Por fim, propõe-se que a SEMUDH considere a possibilidade de implementar as
políticas públicas citadas nas narrativas dos entrevistados, pois são políticas de grande
relevância para as pessoas com deficiência. Sugere-se ainda a efetivação do Plano dos
Direitos das Pessoas com deficiência do estado de Alagoas, elaborado em 2017 pelo governo,
atendendo ao seu objetivo em colaboração com a prevenção e combate as violações dos
direitos que esse segmento vem tolerando, por falta de suporte e, em alguns casos, por
omissão.
107
6. CONSIDERAÇÕES FINAIS
Esta pesquisa constatou os desafios da SEMUDH/AL no processo de implantação de
uma política pública capaz de enfrentar e combater formas de violência que atingem
diariamente as pessoas com deficiência. A pesquisa de campo permitiu que os entrevistados
participantes contribuíssem de forma a oferecer resposta ao problema apresentado no estudo.
A análise dos dados e os resultados oferecem subsídios à redução dos obstáculos identificados
na implantação de política, à medida que as alternativas sugeridas podem apontar caminhos a
minoração dos desafios identificados e contribuir como suporte às futuras investigações.
Não há aqui a intenção de se esgotar o tema, posto que este apresente complexidades
que exigem muitas discussões epistêmicas e sugestões que contribuam para reduzir ou cessar
esse fenômeno ainda velado perante a sociedade e os governantes. Muito mais velado para os
governantes, pois demonstram ter certo desconhecimento do que preconiza a Convenção
sobre os Direitos das Pessoas com Deficiência, a qual sinaliza em seu artigo 16 que é
obrigação do Estado adotar medidas capazes de prevenir formas de exploração, violência e
abusos que venham a afetar esse segmento.

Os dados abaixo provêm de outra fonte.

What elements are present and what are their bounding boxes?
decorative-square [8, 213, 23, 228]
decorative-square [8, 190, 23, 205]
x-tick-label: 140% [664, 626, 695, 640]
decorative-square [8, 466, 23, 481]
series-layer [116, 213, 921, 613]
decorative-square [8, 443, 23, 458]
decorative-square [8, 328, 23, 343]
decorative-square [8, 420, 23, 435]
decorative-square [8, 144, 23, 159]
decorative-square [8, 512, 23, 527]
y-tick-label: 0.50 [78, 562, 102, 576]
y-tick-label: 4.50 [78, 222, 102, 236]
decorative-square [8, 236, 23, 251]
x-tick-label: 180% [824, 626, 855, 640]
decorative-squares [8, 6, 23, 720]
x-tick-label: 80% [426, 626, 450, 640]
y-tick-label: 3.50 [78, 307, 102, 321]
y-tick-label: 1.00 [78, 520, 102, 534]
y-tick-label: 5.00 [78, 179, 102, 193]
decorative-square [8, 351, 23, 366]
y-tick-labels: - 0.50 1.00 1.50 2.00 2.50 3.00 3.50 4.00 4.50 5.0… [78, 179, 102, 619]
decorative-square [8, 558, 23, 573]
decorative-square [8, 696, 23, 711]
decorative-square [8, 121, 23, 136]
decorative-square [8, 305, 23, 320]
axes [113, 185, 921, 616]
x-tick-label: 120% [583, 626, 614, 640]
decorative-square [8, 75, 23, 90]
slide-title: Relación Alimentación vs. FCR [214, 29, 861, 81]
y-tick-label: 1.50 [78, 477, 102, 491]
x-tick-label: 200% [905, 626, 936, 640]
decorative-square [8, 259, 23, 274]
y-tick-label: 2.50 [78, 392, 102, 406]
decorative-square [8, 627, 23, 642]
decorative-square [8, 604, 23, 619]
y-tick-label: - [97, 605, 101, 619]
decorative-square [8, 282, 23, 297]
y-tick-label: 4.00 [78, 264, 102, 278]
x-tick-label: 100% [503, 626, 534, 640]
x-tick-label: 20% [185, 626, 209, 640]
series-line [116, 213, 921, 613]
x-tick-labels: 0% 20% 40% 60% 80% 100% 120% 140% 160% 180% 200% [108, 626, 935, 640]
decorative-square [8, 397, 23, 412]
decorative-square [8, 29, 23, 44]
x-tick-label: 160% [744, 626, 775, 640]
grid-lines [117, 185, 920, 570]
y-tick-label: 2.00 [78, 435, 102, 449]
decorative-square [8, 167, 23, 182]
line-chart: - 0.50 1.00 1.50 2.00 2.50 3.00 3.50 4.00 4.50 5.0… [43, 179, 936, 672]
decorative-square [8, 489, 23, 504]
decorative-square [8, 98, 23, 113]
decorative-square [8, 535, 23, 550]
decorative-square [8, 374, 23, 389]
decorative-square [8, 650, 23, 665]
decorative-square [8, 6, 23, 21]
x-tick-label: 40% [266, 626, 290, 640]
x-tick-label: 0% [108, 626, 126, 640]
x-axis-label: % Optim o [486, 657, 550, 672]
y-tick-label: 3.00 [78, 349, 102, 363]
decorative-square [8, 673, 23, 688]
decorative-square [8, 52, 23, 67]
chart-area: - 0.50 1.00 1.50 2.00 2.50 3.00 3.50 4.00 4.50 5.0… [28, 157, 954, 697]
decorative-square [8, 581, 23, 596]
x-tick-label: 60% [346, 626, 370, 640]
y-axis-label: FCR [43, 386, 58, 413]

A complexidade que envolve as questões da violência perpetrada contra pessoas com
deficiência ocorre devido às poucas políticas públicas implementadas, aos números
insuficientes de indicadores e de estudos científicos relacionados ao tema, entre outros
motivos. Tais fatores impedem que a violência seja devidamente solucionada. Assim, a escrita
desta dissertação caminhou em direção a uma reflexão a respeito da tríade: pessoas com
deficiência, violência e políticas públicas, conduzindo a inter-relação que contribuiu e
favoreceu a resposta à investigação.
Para combater e cessar a violência contra as pessoas com deficiência, são necessárias
ações em parceria com o governo, por meio de políticas públicas e junto à sociedade, que
deve participar no controle das ações desenvolvidas. As poucas ações em forma de políticas
públicas atualmente em processo de formulação e implementação em Alagoas tem se
apresentado insuficientes, porque não se tem a real dimensão, controle e mapeamento de onde
estão às pessoas que sofrem ou sofreram algum tipo de violência.
A elaboração de uma política pública é exaustiva, pois segue etapas como agenda,
elaboração, formulação, implementação, execução, acompanhamento e avaliação. Essas
etapas são influenciadas por grupos de interesses, nos quais estão incluídos os políticos, os
burocratas, os grupos sociais, entre outros, responsáveis por fazer pressão para que um
108
problema público faça parte da agenda do governo. Nessa composição, leva-se em
consideração a interação da formação acadêmica nas diferentes áreas do conhecimento, que
contribuem essencialmente na formulação de uma política pública.
As políticas públicas são preferencialmente os mecanismos empregados pela gestão
pública como meio de atender às reivindicações sociais. É nesse sentido que o governo dentro
do orçamento definido pela Lei Orçamentária Anual – LOA – deve planejar as ações que
serão executadas em benefício da população, buscando meios apropriados para realizá-las
durante o período de sua gestão.
Em busca de ter suas demandas inseridas na agenda de política do governo, os
primeiros movimentos de pessoas com deficiência que surgiram no ano de 1970 lutavam por
reconhecimento e direitos não garantidos. Naquela época, a sociedade tratava as pessoas com
deficiência com indiferença. Foram esses movimentos de pessoas com deficiência que
defenderam a criação de políticas públicas que assegurassem direitos básicos fundamentais
que só foram legitimados no Brasil a partir da promulgação da Constituição de 1988.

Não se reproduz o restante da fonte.